Intervensi bedah, meskipun bertujuan untuk perbaikan kesehatan, selalu membawa risiko inheren terhadap infeksi. Infeksi Situs Bedah (SSI - Surgical Site Infection) adalah salah satu komplikasi nosokomial paling umum dan dapat memperpanjang masa rawat inap, meningkatkan biaya perawatan, bahkan mengancam jiwa pasien. Penggunaan antibiotik, baik sebagai profilaksis sebelum insisi maupun sebagai terapi setelah prosedur selesai, merupakan pilar utama dalam mitigasi risiko ini.

Namun, keputusan kapan dan seberapa lama antibiotik harus dilanjutkan setelah operasi adalah topik yang memerlukan pertimbangan klinis mendalam. Protokol modern semakin menekankan pentingnya durasi yang singkat dan terfokus untuk menghindari resistensi antimikroba dan komplikasi lainnya. Artikel komprehensif ini akan mengupas tuntas semua aspek terkait penggunaan antibiotik setelah prosedur pembedahan, mulai dari dasar-dasar profilaksis hingga manajemen regimen spesifik dan tantangan resistensi.

Fokus Utama: Dalam konteks modern, profilaksis antibiotik perioperatif (diberikan sebelum dan saat operasi) biasanya sudah memadai. Keputusan untuk melanjutkan antibiotik *setelah* operasi hanya diambil pada kondisi tertentu, seperti kontaminasi berat, operasi yang melibatkan pemasangan implan asing, atau pasien dengan risiko imunokompromais tinggi. Pemahaman perbedaan antara profilaksis (pencegahan) dan terapi (pengobatan) sangat krusial.

1. Memahami Profilaksis vs. Terapi Pasca Operasi

Untuk memahami peran antibiotik setelah operasi, kita harus terlebih dahulu membedakan dua skenario utama penggunaannya dalam bedah: profilaksis (pencegahan) dan terapi (pengobatan). Kesalahan dalam membedakan kedua konsep ini adalah penyebab utama penggunaan antibiotik yang tidak perlu dan berlebihan di lingkungan rumah sakit.

1.1. Profilaksis Antibiotik Perioperatif (Pencegahan)

Profilaksis bertujuan untuk memastikan konsentrasi antibiotik yang memadai di jaringan luka pada saat terjadi kontaminasi bakteri, yaitu saat insisi dibuat hingga penutupan. Kontaminasi bakteri adalah hal yang tak terhindarkan dalam setiap operasi, tetapi SSI hanya terjadi jika inokulum bakteri melebihi ambang batas yang dapat diatasi oleh sistem imun pasien. Idealnya, antibiotik profilaksis diberikan dalam waktu 60 menit sebelum sayatan bedah.

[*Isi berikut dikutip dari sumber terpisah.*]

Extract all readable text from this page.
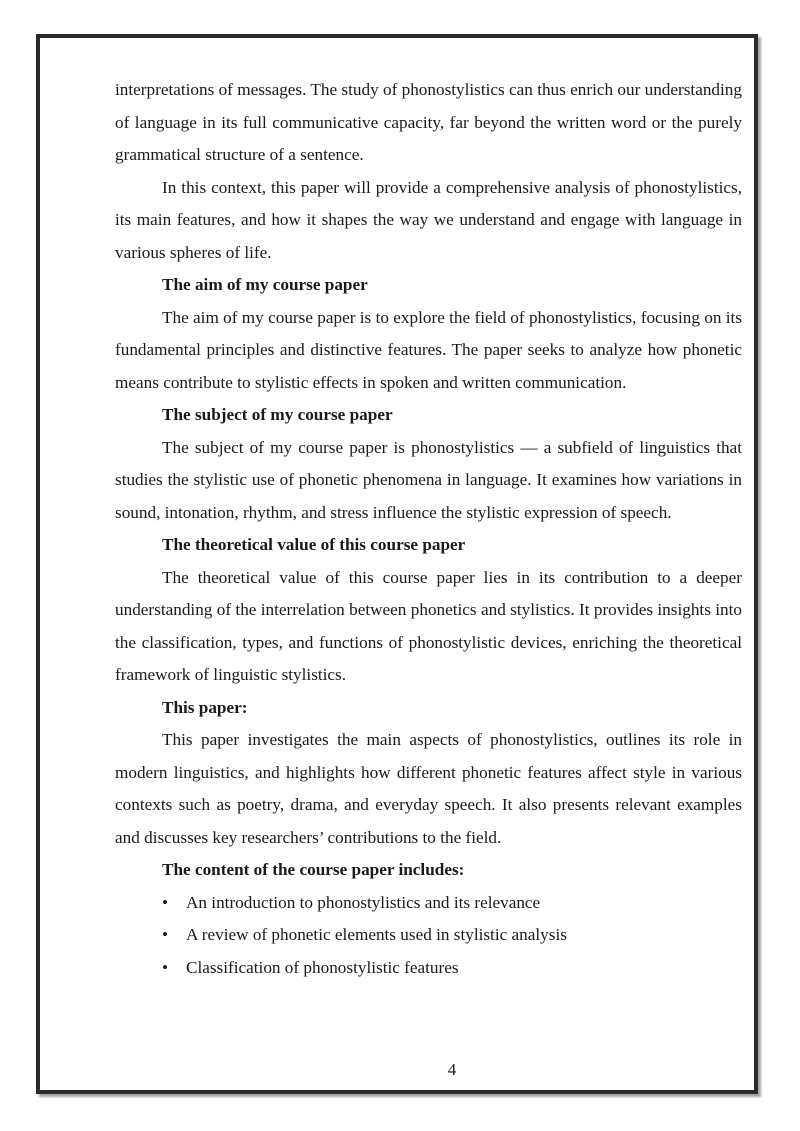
interpretations of messages. The study of phonostylistics can thus enrich our understanding of language in its full communicative capacity, far beyond the written word or the purely grammatical structure of a sentence.

In this context, this paper will provide a comprehensive analysis of phonostylistics, its main features, and how it shapes the way we understand and engage with language in various spheres of life.

The aim of my course paper

The aim of my course paper is to explore the field of phonostylistics, focusing on its fundamental principles and distinctive features. The paper seeks to analyze how phonetic means contribute to stylistic effects in spoken and written communication.

The subject of my course paper

The subject of my course paper is phonostylistics — a subfield of linguistics that studies the stylistic use of phonetic phenomena in language. It examines how variations in sound, intonation, rhythm, and stress influence the stylistic expression of speech.

The theoretical value of this course paper

The theoretical value of this course paper lies in its contribution to a deeper understanding of the interrelation between phonetics and stylistics. It provides insights into the classification, types, and functions of phonostylistic devices, enriching the theoretical framework of linguistic stylistics.

This paper:

This paper investigates the main aspects of phonostylistics, outlines its role in modern linguistics, and highlights how different phonetic features affect style in various contexts such as poetry, drama, and everyday speech. It also presents relevant examples and discusses key researchers’ contributions to the field.

The content of the course paper includes:
• An introduction to phonostylistics and its relevance
• A review of phonetic elements used in stylistic analysis
• Classification of phonostylistic features
4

1.1.1. Durasi Kritis Profilaksis

Konsensus global, didukung oleh pedoman seperti WHO dan CDC, menyatakan bahwa untuk sebagian besar prosedur bedah bersih atau bersih-terkontaminasi, antibiotik profilaksis tidak perlu dilanjutkan lebih dari 24 jam setelah operasi, dan seringkali hanya satu dosis sudah cukup. Tujuan utama profilaksis selesai saat penutupan luka. Melanjutkan dosis setelah 24 jam tidak memberikan manfaat pencegahan SSI tambahan, tetapi secara signifikan meningkatkan risiko efek samping dan resistensi.

Pengecualian utama di mana dosis kedua mungkin diberikan di ruang operasi adalah jika prosedur berlangsung sangat lama (biasanya melebihi dua kali waktu paruh antibiotik yang digunakan, misalnya, Cefazolin yang membutuhkan dosis ulang setelah 3-4 jam) atau terjadi kehilangan darah yang signifikan.

1.2. Peran Antibiotik Sebagai Terapi Setelah Operasi

Antibiotik harus dilanjutkan sebagai 'terapi' setelah operasi hanya jika ada indikasi yang jelas bahwa infeksi telah terjadi, atau terdapat risiko kontaminasi yang sangat tinggi dan tidak dapat diatasi hanya dengan profilaksis satu dosis. Indikasi ini diklasifikasikan berdasarkan tingkat kontaminasi luka yang ditemukan selama operasi.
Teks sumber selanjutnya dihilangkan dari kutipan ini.